Adaptive patch sampling and location-aware reasoning for whole body PET-CT multi-organ segmentation
摘要
Patch-wise learning is a common strategy for training neural networks on large-scale dense prediction problems, yet existing approaches assume uniform or fixed sampling distributions. This assumption is suboptimal when learning difficulty varies spatially and evolves with the model state during optimization. We reformulate patch-wise learning as a dynamic computation allocation problem and propose an adaptive patch sampling (APS) algorithm that learns where to sample by constructing model-state-dependent sampling distributions from voxel-wise uncertainty and prediction error.
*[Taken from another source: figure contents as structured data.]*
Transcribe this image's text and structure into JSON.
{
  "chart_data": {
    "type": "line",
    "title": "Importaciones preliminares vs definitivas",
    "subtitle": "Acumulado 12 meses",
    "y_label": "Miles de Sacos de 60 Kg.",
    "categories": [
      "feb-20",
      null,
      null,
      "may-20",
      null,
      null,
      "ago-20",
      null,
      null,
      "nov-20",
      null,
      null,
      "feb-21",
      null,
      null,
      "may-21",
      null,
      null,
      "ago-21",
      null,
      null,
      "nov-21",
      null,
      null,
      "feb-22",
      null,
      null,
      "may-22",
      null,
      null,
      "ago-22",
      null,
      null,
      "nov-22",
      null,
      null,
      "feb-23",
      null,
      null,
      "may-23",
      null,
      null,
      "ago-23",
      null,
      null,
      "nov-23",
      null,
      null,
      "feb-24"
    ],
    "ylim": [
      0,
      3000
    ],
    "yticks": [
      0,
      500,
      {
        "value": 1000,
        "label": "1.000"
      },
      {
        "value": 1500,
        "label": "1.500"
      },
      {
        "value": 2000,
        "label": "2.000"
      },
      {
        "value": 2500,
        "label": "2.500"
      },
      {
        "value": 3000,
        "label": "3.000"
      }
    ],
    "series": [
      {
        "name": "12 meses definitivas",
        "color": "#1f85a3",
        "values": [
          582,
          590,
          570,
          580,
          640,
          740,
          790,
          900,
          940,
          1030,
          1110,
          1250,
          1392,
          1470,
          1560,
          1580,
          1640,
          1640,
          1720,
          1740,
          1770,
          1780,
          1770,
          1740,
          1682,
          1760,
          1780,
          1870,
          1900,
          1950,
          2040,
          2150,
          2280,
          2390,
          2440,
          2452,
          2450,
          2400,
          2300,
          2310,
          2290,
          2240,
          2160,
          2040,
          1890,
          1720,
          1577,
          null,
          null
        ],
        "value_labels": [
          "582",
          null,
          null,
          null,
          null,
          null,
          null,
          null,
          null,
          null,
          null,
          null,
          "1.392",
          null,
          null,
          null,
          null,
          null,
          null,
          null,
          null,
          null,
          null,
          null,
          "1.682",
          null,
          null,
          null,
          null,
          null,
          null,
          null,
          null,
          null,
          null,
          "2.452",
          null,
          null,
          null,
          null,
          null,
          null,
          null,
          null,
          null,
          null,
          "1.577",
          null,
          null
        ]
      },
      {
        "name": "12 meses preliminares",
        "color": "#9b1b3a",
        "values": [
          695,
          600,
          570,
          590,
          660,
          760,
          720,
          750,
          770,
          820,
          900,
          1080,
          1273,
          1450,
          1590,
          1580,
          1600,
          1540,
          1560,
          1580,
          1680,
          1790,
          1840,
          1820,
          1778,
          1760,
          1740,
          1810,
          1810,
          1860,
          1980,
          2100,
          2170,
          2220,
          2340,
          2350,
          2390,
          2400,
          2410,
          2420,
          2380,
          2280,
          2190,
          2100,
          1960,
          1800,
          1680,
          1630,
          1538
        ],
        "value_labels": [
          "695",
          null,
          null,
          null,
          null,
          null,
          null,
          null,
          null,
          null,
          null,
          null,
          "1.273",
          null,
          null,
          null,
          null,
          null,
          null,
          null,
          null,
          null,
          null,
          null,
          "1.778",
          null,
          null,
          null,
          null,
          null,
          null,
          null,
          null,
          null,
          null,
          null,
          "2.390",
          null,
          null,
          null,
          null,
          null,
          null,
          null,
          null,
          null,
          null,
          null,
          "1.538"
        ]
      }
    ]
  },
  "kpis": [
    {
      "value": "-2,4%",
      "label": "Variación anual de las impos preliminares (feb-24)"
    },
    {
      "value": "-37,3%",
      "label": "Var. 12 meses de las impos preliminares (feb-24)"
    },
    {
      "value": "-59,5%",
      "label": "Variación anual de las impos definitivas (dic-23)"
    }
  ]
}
To learn what contextual information is encoded within sampled patches, we introduce a patch encoding (PE) block that infers implicit location information and modulates feature representations through context-dependent channel-wise attention, without relying on explicit spatial coordinates. Experiments on whole-body multi-organ PET-CT segmentation demonstrate faster convergence and consistent performance gains, with external validation on Synapse dataset confirming robustness. Mechanistic analyses of learning dynamics further characterize sampling behavior induced by APS and representation modulation driven by the PE block through attention analysis and causal channel pruning. Overall, this work contributes an efficient learning strategy for patch-wise training and provides insight into how dynamic sampling and contextual conditioning influence optimization in large-scale dense prediction tasks.